Undermining Judicial Independence

Analysts explain that the threats and rhetorical attacks in the US can be viewed as attempts to weaken judicial independence in a system that offers no easy way for the president to dismiss judges the administration disapproves of.

Leonard, an academic at the university who has studied authoritarian backsliding in free nations, said the Trump administration had taken cues from the examples set by authoritarians overseas.

“The government is looking around at these achievements and failures. They know they’re not going to be able to pass any laws that would undermine the judiciary,” she said.

Pointing to instances such as the advisor's relentless assertions of broad executive power, she noted: “They openly attack the judiciary by repeating repeatedly that it is not a equal branch in the government structure.
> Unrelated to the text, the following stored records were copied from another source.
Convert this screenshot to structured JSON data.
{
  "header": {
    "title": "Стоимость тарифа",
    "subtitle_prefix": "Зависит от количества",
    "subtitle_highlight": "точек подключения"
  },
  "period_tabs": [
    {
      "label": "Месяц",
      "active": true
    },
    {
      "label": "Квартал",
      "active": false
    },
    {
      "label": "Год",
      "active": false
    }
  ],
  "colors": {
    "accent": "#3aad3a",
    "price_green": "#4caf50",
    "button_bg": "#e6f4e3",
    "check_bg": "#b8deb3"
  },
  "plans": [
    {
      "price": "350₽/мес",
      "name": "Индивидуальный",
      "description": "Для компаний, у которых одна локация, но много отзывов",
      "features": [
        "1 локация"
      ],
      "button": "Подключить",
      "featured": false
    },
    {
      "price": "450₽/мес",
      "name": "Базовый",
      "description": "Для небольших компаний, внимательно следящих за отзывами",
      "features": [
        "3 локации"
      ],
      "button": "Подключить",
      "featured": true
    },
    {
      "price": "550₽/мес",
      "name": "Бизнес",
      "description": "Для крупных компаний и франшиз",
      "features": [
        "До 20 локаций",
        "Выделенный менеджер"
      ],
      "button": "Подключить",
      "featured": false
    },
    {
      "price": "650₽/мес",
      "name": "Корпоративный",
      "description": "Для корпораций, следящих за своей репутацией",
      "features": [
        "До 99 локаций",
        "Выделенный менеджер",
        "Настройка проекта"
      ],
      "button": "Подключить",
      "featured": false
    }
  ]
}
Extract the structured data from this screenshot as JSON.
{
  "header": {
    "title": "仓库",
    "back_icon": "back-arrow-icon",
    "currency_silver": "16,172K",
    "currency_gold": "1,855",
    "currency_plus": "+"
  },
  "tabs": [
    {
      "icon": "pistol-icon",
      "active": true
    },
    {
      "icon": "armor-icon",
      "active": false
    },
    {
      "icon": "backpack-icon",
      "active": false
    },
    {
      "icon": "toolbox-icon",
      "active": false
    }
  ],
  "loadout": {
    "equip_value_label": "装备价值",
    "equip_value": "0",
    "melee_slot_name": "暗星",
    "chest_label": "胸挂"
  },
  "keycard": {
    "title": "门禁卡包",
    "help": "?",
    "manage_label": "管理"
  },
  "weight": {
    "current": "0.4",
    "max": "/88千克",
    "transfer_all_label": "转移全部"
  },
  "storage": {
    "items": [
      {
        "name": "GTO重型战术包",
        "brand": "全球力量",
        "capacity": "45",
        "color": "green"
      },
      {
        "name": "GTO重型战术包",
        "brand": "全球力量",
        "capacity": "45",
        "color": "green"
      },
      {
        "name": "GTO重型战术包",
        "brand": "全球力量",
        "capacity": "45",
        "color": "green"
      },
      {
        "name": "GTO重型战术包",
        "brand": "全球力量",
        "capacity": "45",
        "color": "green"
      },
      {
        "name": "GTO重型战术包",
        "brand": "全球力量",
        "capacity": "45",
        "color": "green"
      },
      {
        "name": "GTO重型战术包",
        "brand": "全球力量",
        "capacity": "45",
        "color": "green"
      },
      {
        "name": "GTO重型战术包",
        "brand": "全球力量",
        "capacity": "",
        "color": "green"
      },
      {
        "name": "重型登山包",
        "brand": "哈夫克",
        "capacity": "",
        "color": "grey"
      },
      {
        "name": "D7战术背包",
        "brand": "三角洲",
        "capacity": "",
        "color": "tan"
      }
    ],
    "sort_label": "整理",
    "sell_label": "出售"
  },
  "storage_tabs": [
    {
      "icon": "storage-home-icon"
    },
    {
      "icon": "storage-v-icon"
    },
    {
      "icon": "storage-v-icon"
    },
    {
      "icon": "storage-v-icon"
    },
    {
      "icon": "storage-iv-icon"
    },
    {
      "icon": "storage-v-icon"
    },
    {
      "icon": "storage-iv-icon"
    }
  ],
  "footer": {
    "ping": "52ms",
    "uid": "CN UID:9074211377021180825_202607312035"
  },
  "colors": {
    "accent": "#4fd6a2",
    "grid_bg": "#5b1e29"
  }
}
“They continue to redefine the debate by repeating their claim that the executive has more power than this judicial branch, which is not how separation powers work.”

Leonard said: “Judges' only protection is public trust in the legitimacy of their capacity to make those rulings. Individual threats on top of eroding trust in courts may make judges think twice about judgments that go against the current administration, which is, of course, massively problematic for court oversight and for democracy.”

Coercion Methods

Scheppele, academic of sociology and international affairs at Princeton University, has documented the use of “autocratic legalism” by the likes of Orbán and Putin, and has warned about rising dangers to judges in the US.

She highlighted a series of termed “pizza doxxings” recently, in which judges have received unwanted food orders with the customer listed as Daniel Anderl, the son of Judge Esther Salas, who was murdered at the residence in several years ago by a assailant targeting Salas.

“Everyone knows what it means. ‘We know where you live. We’re coming for you,’” Scheppele said.

“US justices are protected by the presidential protection and the federal police. And those are both specialized law enforcement that sit institutionally inside the Department of Justice. And Pam Bondi has been leading the attacks on justices.”

Government Goals

Regarding the government's objectives, Scheppele said that “impeaching a US justice is highly not going to happen because it’s so hard to do. {Right now|Currently

Robert Bailey
Robert Bailey

Kaelen is a passionate gamer and writer, sharing insights on competitive gaming and strategy to help players level up their game.